• Thought of the Day

    Thought of the Day

    2000: By how much unexpected, by so much$ We must awake endeavor for defense,$ For courage mounteth with occasion.

    –Shakespeare, King John, II: i, 80.

Today in Financial History

1996: Chase Manhattan and Chemical Banking — descendants of a water supply company founded in 1799 and a maker of chemicals founded in 1823 — merge, forming what then is the largest bank-holding company in America.

1951: The Eckert-Mauchly division of Remington Rand turns over a UNIVAC computer to the U.S. Census Bureau, the first major commercial sale of a "stored-program" computer.

Paul Ceruzzi, A History of Modern Computing (MIT Press, Cambridge, MA, 1998), p. 27.

1928: Alarmed at the feverish speculation in the bull market, Charles E. Merrill, the head of Merrill Lynch & Co., warns his clients to get out of stocks. "Take advantage of present high prices and put your own financial house in order," he pleads.

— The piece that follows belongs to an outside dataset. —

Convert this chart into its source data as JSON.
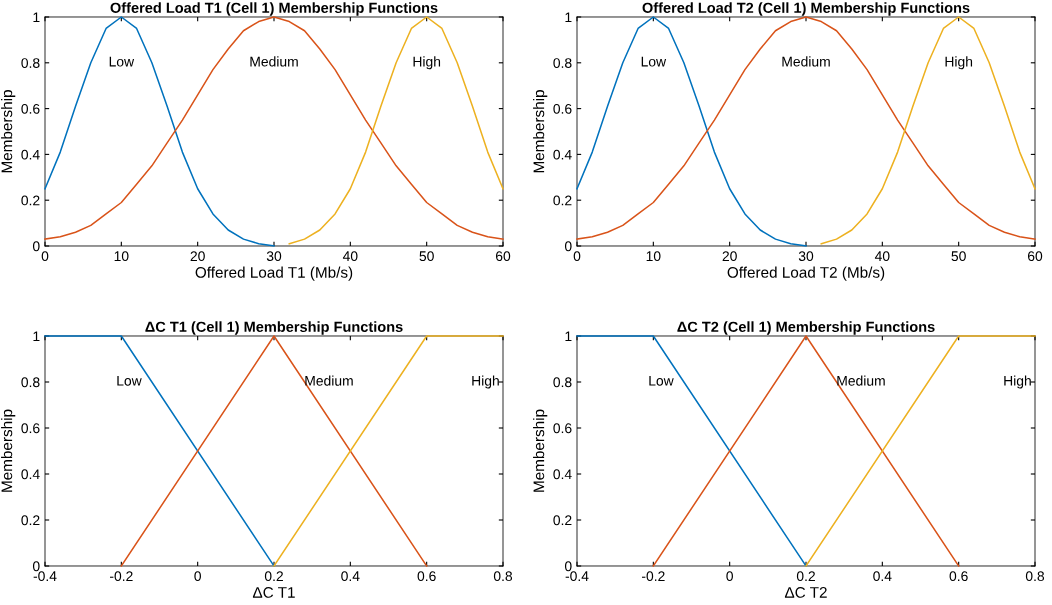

Few listen, and Merrill looks like a fool. By the end of 1929, however, he looks pretty smart. (Merrill Lynch later decides that bearishness does not pay; broker James Benham is ostracized in the early 1970s for telling clients to sell their stocks.)

Joseph Nocera, A Piece of the Action: How the Middle Class Joined the Money Class (Simon & Schuster, New York, 1994), pp. 38, 79.

1854: U.S. Navy Commodore Matthew Calbraith Perry — after belching black smoke from his warships in Tokyo Bay and then unloading a telegraph, a daguerreotype camera, and a chronicle of the Mexican War illustrated with bloody battle scenes — armtwists the Japanese imperial government into signing the Treaty of Kanagawa, opening Japan to U.S. trade for the first time.